Vantage point




Thursday, July 26, 2007

Jackson Heights and Edison

I was told Jackson Heights in Queens was the Indians' version of Chinatown. Could not agree more. And nothing says "Indian" more than hilarious signs at shop entrances. You will appreciate me saying this, especially since I am from Pune, a city that has made shop sign composition an art form. Naturally I was tickled all sorts of pink when I saw this -



No foods (sic)... OK. No drinks... fine. But what could have possibly possessed the shopkeeper to write "no kulfi". It is likely that the sign just forbade food and drinks, but a lot of people(named either Narsimha or Dick Cheney) would walk in with kulfi and when stopped, argue that a kulfi is neither a food nor a drink. So our meticulous shopkeeper has now removed all ambiguity.
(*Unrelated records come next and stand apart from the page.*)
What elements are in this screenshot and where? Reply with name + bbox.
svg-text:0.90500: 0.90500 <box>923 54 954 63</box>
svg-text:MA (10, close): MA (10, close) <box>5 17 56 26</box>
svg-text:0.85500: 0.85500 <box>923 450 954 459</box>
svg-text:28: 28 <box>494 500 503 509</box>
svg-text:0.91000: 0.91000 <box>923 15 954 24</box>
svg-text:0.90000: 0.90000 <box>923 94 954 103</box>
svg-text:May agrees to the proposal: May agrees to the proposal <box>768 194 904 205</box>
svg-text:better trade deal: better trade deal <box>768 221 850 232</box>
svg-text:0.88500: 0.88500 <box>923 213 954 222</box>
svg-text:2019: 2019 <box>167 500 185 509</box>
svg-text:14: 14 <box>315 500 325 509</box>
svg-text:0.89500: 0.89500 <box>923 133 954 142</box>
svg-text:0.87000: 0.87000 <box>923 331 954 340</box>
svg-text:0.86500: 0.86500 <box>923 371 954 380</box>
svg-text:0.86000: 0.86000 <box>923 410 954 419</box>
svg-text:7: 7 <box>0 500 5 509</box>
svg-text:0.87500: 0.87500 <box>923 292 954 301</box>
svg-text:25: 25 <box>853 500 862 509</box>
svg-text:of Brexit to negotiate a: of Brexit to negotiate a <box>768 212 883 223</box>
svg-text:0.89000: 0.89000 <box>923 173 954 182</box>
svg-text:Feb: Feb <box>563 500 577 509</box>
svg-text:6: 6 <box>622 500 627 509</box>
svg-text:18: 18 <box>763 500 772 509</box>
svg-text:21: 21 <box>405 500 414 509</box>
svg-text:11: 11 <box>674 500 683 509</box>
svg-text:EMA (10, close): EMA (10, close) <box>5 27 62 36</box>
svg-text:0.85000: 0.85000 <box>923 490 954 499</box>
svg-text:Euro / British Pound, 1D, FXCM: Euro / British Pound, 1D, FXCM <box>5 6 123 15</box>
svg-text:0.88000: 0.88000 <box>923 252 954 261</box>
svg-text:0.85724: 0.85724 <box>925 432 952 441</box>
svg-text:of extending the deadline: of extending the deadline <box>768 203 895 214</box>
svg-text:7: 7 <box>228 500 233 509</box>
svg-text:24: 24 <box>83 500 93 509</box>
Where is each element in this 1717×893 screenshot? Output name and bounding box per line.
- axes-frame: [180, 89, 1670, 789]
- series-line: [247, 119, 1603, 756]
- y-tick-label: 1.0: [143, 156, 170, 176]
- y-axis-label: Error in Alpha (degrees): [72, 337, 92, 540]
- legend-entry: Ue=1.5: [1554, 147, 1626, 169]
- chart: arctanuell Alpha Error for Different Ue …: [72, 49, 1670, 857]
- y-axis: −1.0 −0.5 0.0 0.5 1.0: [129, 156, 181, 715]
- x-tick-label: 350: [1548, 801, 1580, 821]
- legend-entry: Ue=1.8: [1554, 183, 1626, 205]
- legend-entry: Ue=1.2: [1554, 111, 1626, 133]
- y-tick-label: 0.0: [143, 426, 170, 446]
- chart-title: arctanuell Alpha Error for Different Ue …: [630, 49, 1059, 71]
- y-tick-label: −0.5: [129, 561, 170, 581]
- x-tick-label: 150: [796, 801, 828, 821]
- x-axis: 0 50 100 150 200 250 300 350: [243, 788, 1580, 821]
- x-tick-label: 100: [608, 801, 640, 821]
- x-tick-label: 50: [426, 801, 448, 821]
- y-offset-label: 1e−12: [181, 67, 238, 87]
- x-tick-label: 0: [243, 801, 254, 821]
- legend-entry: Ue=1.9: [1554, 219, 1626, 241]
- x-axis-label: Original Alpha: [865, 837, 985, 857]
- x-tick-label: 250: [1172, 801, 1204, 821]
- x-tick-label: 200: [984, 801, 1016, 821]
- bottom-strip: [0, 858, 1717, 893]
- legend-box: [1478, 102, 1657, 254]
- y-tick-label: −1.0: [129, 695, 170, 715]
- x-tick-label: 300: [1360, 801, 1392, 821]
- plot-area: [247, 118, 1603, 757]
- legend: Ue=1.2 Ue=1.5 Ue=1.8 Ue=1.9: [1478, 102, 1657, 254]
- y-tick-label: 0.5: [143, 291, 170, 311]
The other desitown I visited was Edison in New Jersey. Actually it is not so much desitown as it is gujjutown. The gujju experience started right in the NJ Transit train, with the two people seated opposite me talking in Gujarati and munching on gathiya. Edison itself really is Gujju beyond belief. A lot of the shop signs are in Gujarti, and we even saw several posters for a play called "Ba E Maari Boundary".

The visit to Edison (and even Jackson Heights) was not for pleasure but for engagement shopping. Every shop that we went to, my fiancee, who would usually have to be tortured to admit her Gujju origins, would start off in the language in the hope for discounts. And it worked too. What was annoying and amusing for me was that subsequently the shopkeepers would start talking to me in Gujarati too. In one shop I finally told them I was not Gujarati. The shopkeeper says,

"You are not Gujarati?"

"No"

"And she is?"

"Yes"

"What are you then?"

"Marathi"

"And you are getting engaged?"

"Yes"

"Hmmm".... he said with a barely concealed expression of disapproval and disappointment. I debated whether I should ask him if he would support a decree against aapro dikris marrying non-Gujaratis. But I reckoned the joke would fly right over his head.

After spending a couple of hours in Edison shops... each and every one seemed to be run by a Gujarati... my fiancee and I finally decided to get over the experience by walking into a distinctly Pakistani restaurant and having nothing but cow meat.